Io, al di là che abbia la cucina ad ufficio come lui, sto perseguendo questo cammino di mecenate d’anime, fortemente convinto che ci siano grandi persone attorno a noi, con delle idee, progetti innovativi da portar avanti, alla faccia di una politica che ci vuole tutti involuti, mediocri e… corrotti.
“Quali sono state le difficoltà maggiori che hai trovato nel tuo cammino?”

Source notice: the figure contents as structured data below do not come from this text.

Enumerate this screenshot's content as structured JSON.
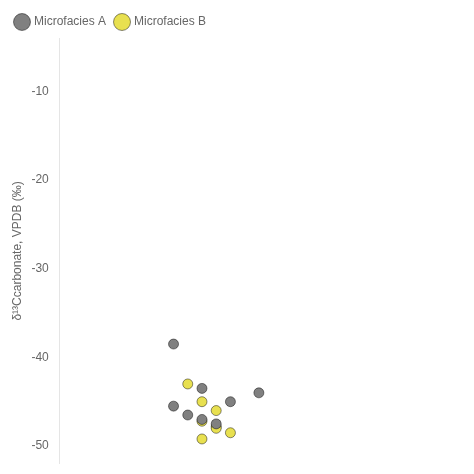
{
  "chart_data": {
    "type": "scatter",
    "y_label": "δ¹³Ccarbonate, VPDB (‰)",
    "series": [
      {
        "name": "Microfacies A",
        "color": "#808080",
        "marker": "circle",
        "x": [
          3.2,
          3.3,
          3.2,
          3.25,
          3.3,
          3.35,
          3.4,
          3.5
        ],
        "values": [
          -38.5,
          -43.5,
          -45.5,
          -46.5,
          -47.0,
          -47.5,
          -45.0,
          -44.0
        ]
      },
      {
        "name": "Microfacies B",
        "color": "#e8e050",
        "marker": "circle",
        "x": [
          3.25,
          3.3,
          3.35,
          3.3,
          3.35,
          3.4,
          3.35,
          3.3
        ],
        "values": [
          -43.0,
          -45.0,
          -46.0,
          -47.2,
          -47.8,
          -48.5,
          -48.0,
          -49.2
        ]
      }
    ],
    "xlim": [
      2.8,
      4.2
    ],
    "ylim": [
      -52,
      -4
    ],
    "yticks": [
      -10,
      -20,
      -30,
      -40,
      -50
    ],
    "grid": false,
    "legend": "upper left",
    "tick_labels": "y"
  }
}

“Sai Andrea, mi piace pensare che le difficoltà più grandi sono quelle che mi sono creato da solo, ovvero tutte quelle paure, incertezze, sensazioni dal caso con cui devi imparare a convivere se questo è il tuo lifestyle. Una cosa è certa: fare innovazione dal basso verso l’alto oggi in Italia non è facile, e non alludo ai soliti commenti critici su Istituzioni, intrecci di interessi, burocrazia… c’è molto di peggio, si chiama cultura media. Una delle cose più difficili è spiegare a chi ti sta attorno quello che fai, quello che cerchi di cambiare, e quello che vorresti realizzare. La rete in questo ti viene in aiuto, ti permette di coltivare terreni ubiqui fatti di relazioni che fisicamente non potresti magari sostenere, vuoi per la frequenza, vuoi per la complessità. Io per ri-equilibrare questa posizione continuo a sviluppare legami di rete globali, sia reali che virtuali, auspicandomi che i passi della nostra società possano accelerare in questa direzione, creando un terreno più fertile per lo crescita di nuove idee e imprese innovative”.

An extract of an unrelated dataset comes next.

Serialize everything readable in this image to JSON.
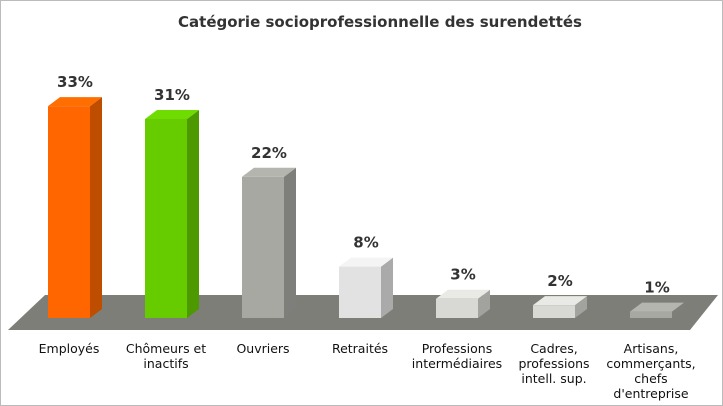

“Senti Nicola e questo 2010 cosa prevede? E’ vero che ti stai attivando per una start-up in Silicon Valley legata al lancio di una nuova impresa mobile?”
“Il 2010 è partito molto intenso, e ci sono tante cose in cantiere, tra cui si, anche almeno una start-up legata ad un nuovo servizio web e mobile. La Silicon Valley rimane il luogo più attraente da questo punto di vista, stiamo valutando proprio in questi giorni le opzioni e le modalità. Lavorare per un nuovo progetto è entusiasmante, anche se bisogno essere chiari con la propria creatività nei rami da tagliare. Su quest’anno c’è una grande aspettativa, e quello che ne uscirà punta ad avere un altissimo impatto …non posso dire di più per ora ”
“E da grande… cosa farai?”
“Mi piacciono i sogni nei cassetti, quindi penso che ne cercherò di nuovi da aprire… come pure cercherò un Re, e ascolterò le sue parole: comincerò dall’inizio, andrò sempre avanti fino alla fine, e lì… penso che non mi fermerò! ”
Dopo un’ora di intensa conversazione chiudo la chiamata con Nicola. Sorgono in me due sentimenti. Il primo è un rammarico per non averlo conosciuto prima. Il secondo è la felicità che adesso che ci siamo incontrati, potremmo fare qualcosa di bello insieme. Che ne dici Nicola, accetti la sfida?